How different were these young things, with their rhodomontade and exuberant animation and spirits, from him in whom all the sparkle and aspiration of life seemed extinguished!

CHAPTER XXVII

A cup was at my lips: it pass'd
As passes the wild desert blast!
* * * * *
I woke—around me was a gloom
And silence of the tomb;
But in that awful solitude
That little spirit by me stood—
But oh, how changed!
—Thoughts in Past Years

Under Richard's kind let-alone system, Leonard was slowly recovering tone. First he took to ruling lines in the Cocksmoor account-books, then he helped in their audit; and with occupation came the sense of the power of voluntary exertion. He went and came freely, and began to take long rambles in the loneliest parts of the heath and plantations, while Richard left him scrupulously to his own devices, and rejoiced to see them more defined and vigorous every day. The next stop was to assist in the night-school where Richard had hitherto toiled single-handed among very rough subjects. The technical training and experience derived from Leonard's work under the schoolmaster at Portland were invaluable; and though taking the lead was the last thing he would have thought of, he no sooner entered the school than attention and authority were there, and Richard found that what had to him been a vain and patient struggle was becoming both effective and agreeable. Interest in his work was making Leonard cheerful and alert, though still grave, and shrinking from notice—avoiding the town by daylight, and only coming to Dr. May's in the dark evenings.

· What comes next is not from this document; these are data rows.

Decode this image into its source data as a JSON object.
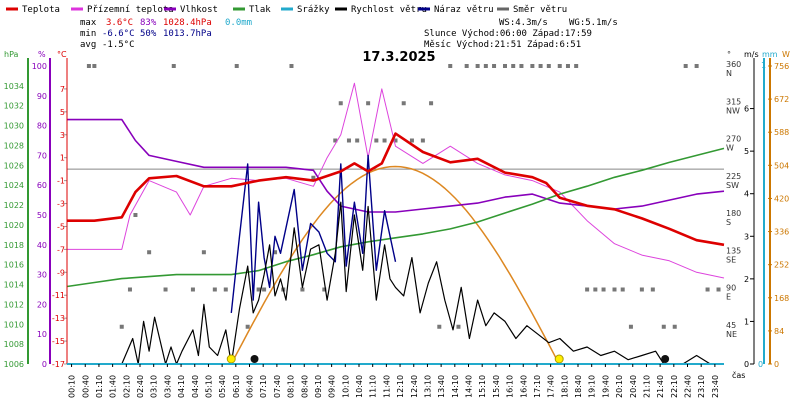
{
  "chart_data": {
    "type": "line",
    "title": "17.3.2025",
    "legend": [
      {
        "label": "Teplota",
        "color": "#dd0000"
      },
      {
        "label": "Přízemní teplota",
        "color": "#dd33dd"
      },
      {
        "label": "Vlhkost",
        "color": "#8800bb"
      },
      {
        "label": "Tlak",
        "color": "#339933"
      },
      {
        "label": "Srážky",
        "color": "#22aacc"
      },
      {
        "label": "Rychlost větru",
        "color": "#000000"
      },
      {
        "label": "Náraz větru",
        "color": "#000088"
      },
      {
        "label": "Směr větru",
        "color": "#666666"
      }
    ],
    "stats": {
      "max": {
        "label": "max",
        "temp": "3.6°C",
        "hum": "83%",
        "press": "1028.4hPa",
        "rain": "0.0mm"
      },
      "min": {
        "label": "min",
        "temp": "-6.6°C",
        "hum": "50%",
        "press": "1013.7hPa"
      },
      "avg": {
        "label": "avg",
        "temp": "-1.5°C"
      },
      "ws": "WS:4.3m/s",
      "wg": "WG:5.1m/s",
      "sun": "Slunce Východ:06:00  Západ:17:59",
      "moon": "Měsíc  Východ:21:51  Západ:6:51"
    },
    "axis_units": {
      "press": "hPa",
      "hum": "%",
      "temp": "°C",
      "deg": "°",
      "wind": "m/s",
      "rain": "mm",
      "solar": "W"
    },
    "xlabel": "čas",
    "x_ticks": [
      "00:10",
      "00:40",
      "01:10",
      "01:40",
      "02:10",
      "02:40",
      "03:10",
      "03:40",
      "04:10",
      "04:40",
      "05:10",
      "05:40",
      "06:10",
      "06:40",
      "07:10",
      "07:40",
      "08:10",
      "08:40",
      "09:10",
      "09:40",
      "10:10",
      "10:40",
      "11:10",
      "11:40",
      "12:10",
      "12:40",
      "13:10",
      "13:40",
      "14:10",
      "14:40",
      "15:10",
      "15:40",
      "16:10",
      "16:40",
      "17:10",
      "17:40",
      "18:10",
      "18:40",
      "19:10",
      "19:40",
      "20:10",
      "20:40",
      "21:10",
      "21:40",
      "22:10",
      "22:40",
      "23:10",
      "23:40"
    ],
    "pressure_ticks": [
      "1034",
      "1032",
      "1030",
      "1028",
      "1026",
      "1024",
      "1022",
      "1020",
      "1018",
      "1016",
      "1014",
      "1012",
      "1010",
      "1008",
      "1006"
    ],
    "humidity_ticks": [
      "100",
      "90",
      "80",
      "70",
      "60",
      "50",
      "40",
      "30",
      "20",
      "10",
      "0"
    ],
    "temp_ticks": [
      "7",
      "5",
      "3",
      "1",
      "-1",
      "-3",
      "-5",
      "-7",
      "-9",
      "-11",
      "-13",
      "-15",
      "-17"
    ],
    "direction_ticks": [
      {
        "deg": "360",
        "dir": "N"
      },
      {
        "deg": "315",
        "dir": "NW"
      },
      {
        "deg": "270",
        "dir": "W"
      },
      {
        "deg": "225",
        "dir": "SW"
      },
      {
        "deg": "180",
        "dir": "S"
      },
      {
        "deg": "135",
        "dir": "SE"
      },
      {
        "deg": "90",
        "dir": "E"
      },
      {
        "deg": "45",
        "dir": "NE"
      }
    ],
    "wind_ticks": [
      "6",
      "5",
      "4",
      "3",
      "2",
      "1",
      "0"
    ],
    "solar_ticks": [
      "756",
      "672",
      "588",
      "504",
      "420",
      "336",
      "252",
      "168",
      "84",
      "0"
    ],
    "ranges": {
      "temp": [
        -17,
        9
      ],
      "humidity": [
        0,
        100
      ],
      "pressure": [
        1006,
        1036
      ],
      "wind": [
        0,
        7
      ],
      "solar": [
        0,
        756
      ],
      "direction": [
        0,
        360
      ]
    },
    "series": {
      "temperature": {
        "t": [
          0,
          1,
          2,
          2.5,
          3,
          4,
          5,
          6,
          7,
          8,
          9,
          10,
          10.5,
          11,
          11.5,
          12,
          13,
          14,
          15,
          16,
          17,
          17.5,
          18,
          19,
          20,
          21,
          22,
          23,
          24
        ],
        "v": [
          -4.5,
          -4.5,
          -4.2,
          -2,
          -0.8,
          -0.6,
          -1.5,
          -1.5,
          -1,
          -0.7,
          -1,
          -0.2,
          0.5,
          -0.2,
          0.5,
          3.1,
          1.5,
          0.6,
          0.9,
          -0.3,
          -0.7,
          -1.2,
          -2.5,
          -3.2,
          -3.5,
          -4.3,
          -5.2,
          -6.2,
          -6.6
        ]
      },
      "ground_temperature": {
        "t": [
          0,
          1,
          2,
          2.3,
          3,
          4,
          4.5,
          5,
          6,
          7,
          8,
          9,
          9.5,
          10,
          10.5,
          11,
          11.5,
          12,
          13,
          14,
          15,
          16,
          17,
          18,
          19,
          20,
          21,
          22,
          23,
          24
        ],
        "v": [
          -7,
          -7,
          -7,
          -4,
          -1,
          -2,
          -4,
          -1.5,
          -0.8,
          -1,
          -0.8,
          -1.5,
          1,
          3,
          7.5,
          1,
          7,
          2,
          0.5,
          2,
          0.5,
          -0.5,
          -1,
          -2,
          -4.5,
          -6.5,
          -7.5,
          -8,
          -9,
          -9.5
        ]
      },
      "humidity": {
        "t": [
          0,
          2,
          2.5,
          3,
          4,
          5,
          6,
          7,
          8,
          9,
          9.5,
          10,
          11,
          12,
          13,
          14,
          15,
          16,
          17,
          18,
          19,
          20,
          21,
          22,
          23,
          24
        ],
        "v": [
          82,
          82,
          75,
          70,
          68,
          66,
          66,
          66,
          66,
          65,
          58,
          53,
          51,
          51,
          52,
          53,
          54,
          56,
          57,
          54,
          53,
          52,
          53,
          55,
          57,
          58
        ]
      },
      "pressure": {
        "t": [
          0,
          1,
          2,
          3,
          4,
          5,
          6,
          7,
          8,
          9,
          10,
          11,
          12,
          13,
          14,
          15,
          16,
          17,
          18,
          19,
          20,
          21,
          22,
          23,
          24
        ],
        "v": [
          1013.8,
          1014.2,
          1014.6,
          1014.8,
          1015,
          1015,
          1015,
          1015.4,
          1016.3,
          1017,
          1017.8,
          1018.3,
          1018.7,
          1019.1,
          1019.6,
          1020.3,
          1021.2,
          1022.1,
          1023.1,
          1023.9,
          1024.8,
          1025.5,
          1026.3,
          1027,
          1027.7
        ]
      },
      "wind_speed": {
        "t": [
          0,
          2,
          2.4,
          2.6,
          2.8,
          3,
          3.2,
          3.6,
          3.8,
          4,
          4.2,
          4.6,
          4.8,
          5,
          5.2,
          5.5,
          5.8,
          6,
          6.3,
          6.6,
          6.8,
          7,
          7.2,
          7.4,
          7.6,
          7.8,
          8,
          8.3,
          8.6,
          8.9,
          9.2,
          9.5,
          9.8,
          10,
          10.2,
          10.5,
          10.8,
          11,
          11.3,
          11.6,
          11.8,
          12,
          12.3,
          12.6,
          12.9,
          13.2,
          13.5,
          13.8,
          14.1,
          14.4,
          14.7,
          15,
          15.3,
          15.6,
          16,
          16.4,
          16.8,
          17.2,
          17.6,
          18,
          18.5,
          19,
          19.5,
          20,
          20.5,
          21,
          21.5,
          21.8,
          22.2,
          22.5,
          23,
          23.5,
          24
        ],
        "v": [
          0,
          0,
          0.6,
          0,
          1,
          0.3,
          1.1,
          0,
          0.4,
          0,
          0.3,
          0.8,
          0.2,
          1.4,
          0.4,
          0.2,
          0.8,
          0,
          1.3,
          2.3,
          1.2,
          1.5,
          2.1,
          2.8,
          1.6,
          2,
          1.5,
          3.2,
          1.8,
          2.7,
          2.8,
          1.5,
          2.6,
          3.8,
          1.7,
          3.5,
          2.2,
          3.7,
          1.5,
          2.8,
          2,
          1.8,
          1.6,
          2.5,
          1.2,
          1.9,
          2.4,
          1.5,
          0.8,
          1.8,
          0.6,
          1.5,
          0.9,
          1.2,
          1,
          0.6,
          0.9,
          0.7,
          0.5,
          0.6,
          0.3,
          0.4,
          0.2,
          0.3,
          0.1,
          0.2,
          0.3,
          0,
          0,
          0,
          0.2,
          0,
          0
        ]
      },
      "wind_gust": {
        "t": [
          6,
          6.3,
          6.6,
          6.8,
          7,
          7.2,
          7.4,
          7.6,
          7.8,
          8,
          8.3,
          8.6,
          8.9,
          9.2,
          9.5,
          9.8,
          10,
          10.2,
          10.5,
          10.8,
          11,
          11.3,
          11.6,
          12
        ],
        "v": [
          1.2,
          3,
          4.7,
          1.5,
          3.8,
          2.5,
          1.8,
          3,
          2.6,
          3.2,
          4.1,
          2.2,
          3.3,
          3.1,
          2.6,
          2.4,
          4.7,
          2.3,
          3.8,
          2.6,
          4.9,
          2.2,
          3.6,
          2.4
        ]
      },
      "solar": {
        "rise": 6.0,
        "set": 17.98,
        "peak_time": 12.0,
        "peak": 501
      },
      "wind_direction": {
        "t": [
          0.8,
          1.0,
          2.0,
          2.3,
          2.5,
          3.0,
          3.6,
          3.9,
          4.6,
          5.0,
          5.4,
          5.8,
          6.2,
          6.6,
          7.0,
          7.2,
          7.6,
          7.9,
          8.2,
          8.6,
          9.0,
          9.4,
          9.8,
          10.0,
          10.3,
          10.6,
          11.0,
          11.3,
          11.6,
          12.0,
          12.3,
          12.6,
          13.0,
          13.3,
          13.6,
          14.0,
          14.3,
          14.6,
          15.0,
          15.3,
          15.6,
          16.0,
          16.3,
          16.6,
          17.0,
          17.3,
          17.6,
          18.0,
          18.3,
          18.6,
          19.0,
          19.3,
          19.6,
          20.0,
          20.3,
          20.6,
          21.0,
          21.4,
          21.8,
          22.2,
          22.6,
          23.0,
          23.4,
          23.8
        ],
        "v": [
          360,
          360,
          45,
          90,
          180,
          135,
          90,
          360,
          90,
          135,
          90,
          90,
          360,
          45,
          90,
          90,
          135,
          90,
          360,
          90,
          225,
          90,
          270,
          315,
          270,
          270,
          315,
          270,
          270,
          270,
          315,
          270,
          270,
          315,
          45,
          360,
          45,
          360,
          360,
          360,
          360,
          360,
          360,
          360,
          360,
          360,
          360,
          360,
          360,
          360,
          90,
          90,
          90,
          90,
          90,
          45,
          90,
          90,
          45,
          45,
          360,
          360,
          90,
          90
        ]
      }
    },
    "markers": {
      "sunrise": 6.0,
      "sunset": 17.98,
      "moonrise": 21.85,
      "moonset": 6.85
    }
  }
}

On the last Sunday in Advent, Richard was engaged to preach at his original curacy, and that the days before and after it should likewise be spent away from home was insisted on after the manner of the friends of hard-working clergy. He had the less dislike to going that he could leave his school-work to Leonard, who was to be housed at his father's, and there was soon perceived to have become a much more ordinary member of society than on his first arrival.

One evening, there was a loud peal at the door-bell, and the maid—one of Ethel's experiments of training—came in.

'Please, sir, a gentleman has brought a cockatoo and a letter and a little boy from the archdeacon.'

'Archdeacon!' cried Dr. May, catching sight of the handwriting on the letter and starting up. 'Archdeacon Norman—'

'One of Norman's stray missionaries and a Maori newly caught; oh, what fun!' cried Daisy, in ecstasy.